Business consultant Peter Drucker said that the most important factor of production is knowledge.
        
             
        
        
        
Back in 2015, McDonald’s was struggling. In Europe, sales were down 1.4% across the previous 6 years; 3.3% down in the US and almost 10% down across Africa and the Middle East. There were a myriad of challenges to overcome. Rising expectations of customer experience, new standards of convenience, weak in-store technology, a sprawling menu, a PR-bruised brand and questionable ingredients to name but a few.
McDonald’s are the original fast-food innovators; creating a level of standardisation that is quite frankly, remarkable. Buy a Big Mac in Beijing and it’ll taste the same as in Stratford-Upon Avon.
So when you’ve optimised product delivery, supply chain and flavour experience to such an incredible degree — how do you increase bottom line growth? It’s not going to come from making the Big Mac cheaper to produce — you’ve already turned those stones over (multiple times).
The answer of course, is to drive purchase frequency and increase margins through new products. 
Numerous studies have shown that no matter what options are available, people tend to stick with the default options and choices they’ve made habitually. This is even more true when someone faces a broad selection of choices. We try to mitigate the risk of buyers remorse by sticking with the choices we know are ‘safe’.
McDonald’s has a uniquely pervasive presence in modern life with many of us having developed a pattern of ordering behaviour over the course of our lives (from Happy Meals to hangover cures). This creates a unique, and less cited, challenge for McDonald’s’ reinvention: how do you break people out of the default buying behaviours they’ve developed over decades?
In its simplest sense, the new format is designed to improve customer experience, which will in turn drive frequency and a shift in buying behaviour (for some) towards higher margin items.

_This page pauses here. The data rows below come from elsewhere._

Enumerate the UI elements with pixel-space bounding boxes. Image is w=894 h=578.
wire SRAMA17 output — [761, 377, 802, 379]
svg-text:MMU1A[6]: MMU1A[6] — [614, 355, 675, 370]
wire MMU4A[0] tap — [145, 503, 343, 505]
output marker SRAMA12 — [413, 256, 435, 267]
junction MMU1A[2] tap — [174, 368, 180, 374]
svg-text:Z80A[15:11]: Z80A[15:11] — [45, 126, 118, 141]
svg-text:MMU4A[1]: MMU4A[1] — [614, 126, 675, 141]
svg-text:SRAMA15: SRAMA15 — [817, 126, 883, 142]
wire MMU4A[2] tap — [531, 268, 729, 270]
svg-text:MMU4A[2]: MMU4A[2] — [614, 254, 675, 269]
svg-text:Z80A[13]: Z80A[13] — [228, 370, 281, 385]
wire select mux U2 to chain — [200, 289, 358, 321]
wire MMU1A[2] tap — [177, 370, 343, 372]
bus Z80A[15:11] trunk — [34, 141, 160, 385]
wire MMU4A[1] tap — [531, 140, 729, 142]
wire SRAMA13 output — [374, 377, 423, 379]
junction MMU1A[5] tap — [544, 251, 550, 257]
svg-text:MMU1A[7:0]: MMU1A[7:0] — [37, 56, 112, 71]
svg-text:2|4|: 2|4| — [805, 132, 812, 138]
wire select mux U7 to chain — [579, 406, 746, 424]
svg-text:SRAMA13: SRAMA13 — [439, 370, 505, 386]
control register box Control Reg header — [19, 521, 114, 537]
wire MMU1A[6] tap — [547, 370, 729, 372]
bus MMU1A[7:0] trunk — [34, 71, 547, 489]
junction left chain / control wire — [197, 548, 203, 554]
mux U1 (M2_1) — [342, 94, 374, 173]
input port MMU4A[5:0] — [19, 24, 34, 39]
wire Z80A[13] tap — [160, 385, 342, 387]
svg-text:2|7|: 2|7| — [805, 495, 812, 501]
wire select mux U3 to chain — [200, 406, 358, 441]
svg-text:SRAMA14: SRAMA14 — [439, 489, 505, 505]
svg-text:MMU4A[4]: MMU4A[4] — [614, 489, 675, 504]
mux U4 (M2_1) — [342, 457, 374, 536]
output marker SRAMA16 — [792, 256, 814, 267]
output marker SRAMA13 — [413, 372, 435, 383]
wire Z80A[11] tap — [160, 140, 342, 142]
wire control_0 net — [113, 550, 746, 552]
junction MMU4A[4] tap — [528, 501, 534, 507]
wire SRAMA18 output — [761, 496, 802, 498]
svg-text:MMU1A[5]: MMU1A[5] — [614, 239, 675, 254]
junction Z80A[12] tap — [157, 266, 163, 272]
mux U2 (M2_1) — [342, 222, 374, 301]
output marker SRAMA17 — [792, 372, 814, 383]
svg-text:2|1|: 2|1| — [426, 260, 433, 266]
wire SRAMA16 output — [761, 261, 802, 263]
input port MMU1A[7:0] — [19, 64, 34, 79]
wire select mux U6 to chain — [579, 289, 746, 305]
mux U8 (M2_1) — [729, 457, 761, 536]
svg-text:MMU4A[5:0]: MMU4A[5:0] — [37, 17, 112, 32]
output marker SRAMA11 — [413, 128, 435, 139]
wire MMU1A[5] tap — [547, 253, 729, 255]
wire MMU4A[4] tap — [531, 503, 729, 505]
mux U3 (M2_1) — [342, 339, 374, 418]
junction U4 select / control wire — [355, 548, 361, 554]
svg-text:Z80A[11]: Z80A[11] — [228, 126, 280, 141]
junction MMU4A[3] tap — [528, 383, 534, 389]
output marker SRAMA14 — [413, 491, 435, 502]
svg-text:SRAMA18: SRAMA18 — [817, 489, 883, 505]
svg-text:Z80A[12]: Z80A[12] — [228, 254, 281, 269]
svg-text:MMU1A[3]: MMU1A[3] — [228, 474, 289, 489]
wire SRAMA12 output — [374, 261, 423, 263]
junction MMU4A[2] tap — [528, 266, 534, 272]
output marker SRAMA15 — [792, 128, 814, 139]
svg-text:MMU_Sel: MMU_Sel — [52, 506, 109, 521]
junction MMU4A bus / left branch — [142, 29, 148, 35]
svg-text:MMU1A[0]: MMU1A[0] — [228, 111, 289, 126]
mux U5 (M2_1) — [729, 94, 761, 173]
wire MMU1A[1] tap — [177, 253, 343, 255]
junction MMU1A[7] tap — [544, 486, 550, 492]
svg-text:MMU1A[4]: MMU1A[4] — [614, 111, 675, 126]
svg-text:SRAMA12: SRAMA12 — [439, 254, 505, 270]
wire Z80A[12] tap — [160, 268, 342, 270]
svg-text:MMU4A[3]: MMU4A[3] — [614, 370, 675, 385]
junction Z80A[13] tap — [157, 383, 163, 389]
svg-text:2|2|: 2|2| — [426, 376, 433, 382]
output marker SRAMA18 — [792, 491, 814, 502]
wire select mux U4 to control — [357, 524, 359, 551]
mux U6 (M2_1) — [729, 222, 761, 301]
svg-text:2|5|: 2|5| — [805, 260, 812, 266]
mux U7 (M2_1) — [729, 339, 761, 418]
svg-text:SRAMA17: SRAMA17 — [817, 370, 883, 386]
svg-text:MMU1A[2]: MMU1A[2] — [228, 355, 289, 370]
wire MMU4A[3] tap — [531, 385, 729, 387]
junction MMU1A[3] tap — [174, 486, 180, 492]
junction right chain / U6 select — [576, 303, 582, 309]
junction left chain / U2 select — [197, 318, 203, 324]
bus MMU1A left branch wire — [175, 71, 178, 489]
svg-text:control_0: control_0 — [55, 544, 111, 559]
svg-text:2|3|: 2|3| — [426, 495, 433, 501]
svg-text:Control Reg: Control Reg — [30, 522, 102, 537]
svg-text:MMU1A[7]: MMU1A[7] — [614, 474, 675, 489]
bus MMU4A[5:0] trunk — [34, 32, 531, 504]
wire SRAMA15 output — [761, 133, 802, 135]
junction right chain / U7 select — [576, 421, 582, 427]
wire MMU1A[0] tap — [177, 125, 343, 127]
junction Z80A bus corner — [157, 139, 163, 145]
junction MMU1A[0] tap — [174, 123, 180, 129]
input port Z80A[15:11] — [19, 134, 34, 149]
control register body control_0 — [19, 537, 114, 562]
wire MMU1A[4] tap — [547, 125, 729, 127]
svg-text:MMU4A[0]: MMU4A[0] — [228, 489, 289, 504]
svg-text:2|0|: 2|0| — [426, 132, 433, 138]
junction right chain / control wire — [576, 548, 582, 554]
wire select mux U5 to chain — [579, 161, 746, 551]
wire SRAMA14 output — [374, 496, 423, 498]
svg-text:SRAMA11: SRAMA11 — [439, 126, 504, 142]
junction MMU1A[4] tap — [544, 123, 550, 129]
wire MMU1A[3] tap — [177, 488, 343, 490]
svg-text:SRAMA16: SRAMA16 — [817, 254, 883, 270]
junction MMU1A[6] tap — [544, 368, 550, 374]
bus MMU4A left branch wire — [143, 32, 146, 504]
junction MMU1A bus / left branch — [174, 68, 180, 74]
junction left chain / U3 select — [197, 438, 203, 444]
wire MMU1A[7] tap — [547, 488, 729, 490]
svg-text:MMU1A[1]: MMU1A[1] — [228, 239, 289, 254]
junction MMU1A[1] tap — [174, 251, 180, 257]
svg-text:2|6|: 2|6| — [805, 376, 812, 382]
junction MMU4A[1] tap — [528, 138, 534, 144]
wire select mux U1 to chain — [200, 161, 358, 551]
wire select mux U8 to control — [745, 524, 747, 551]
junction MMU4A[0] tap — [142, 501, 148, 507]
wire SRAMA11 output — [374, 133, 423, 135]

The most important shift in buying patterns is to drive reappraisal of the Signature range to make sure they maximise potential spend from those customers who can afford, and want, a more premium experience.
I hope this was helpful
        
             
        
        
        
Answer: Donating food to needy communities, and clothes 
Explanation: The fabric of society
 
        
             
        
        
        
The npv assuming cash flows all come at the quit of each length of wall road prep is the net gift value (NPV) component. the existing value (PV) of a move of cash flows represents how a great deal the future coins flows are well worth as of the cutting-edge date.
Cash flows refer to the net balance of coins stepping into and out of an enterprise at a specific point in time. coins are constantly stepping into and out of a business. for instance, whilst a store purchases stock, cash flows out of the commercial enterprise toward its providers.
Add your internet income and depreciation, then subtract your capital expenditure and trade in working capital. loose coins waft = net income + Depreciation/Amortization – change in operating Capital – Capital Expenditure. net earnings are the organization's income or loss in the end its expenses had been deducted.
Cash flows is essential to be understood properly as it facilitates you to become aware of your assets of income and the way you spend your cash. Armed with this knowledge, you can take the proper motion to hold a tremendous coin flow and in the long run reap your monetary desires.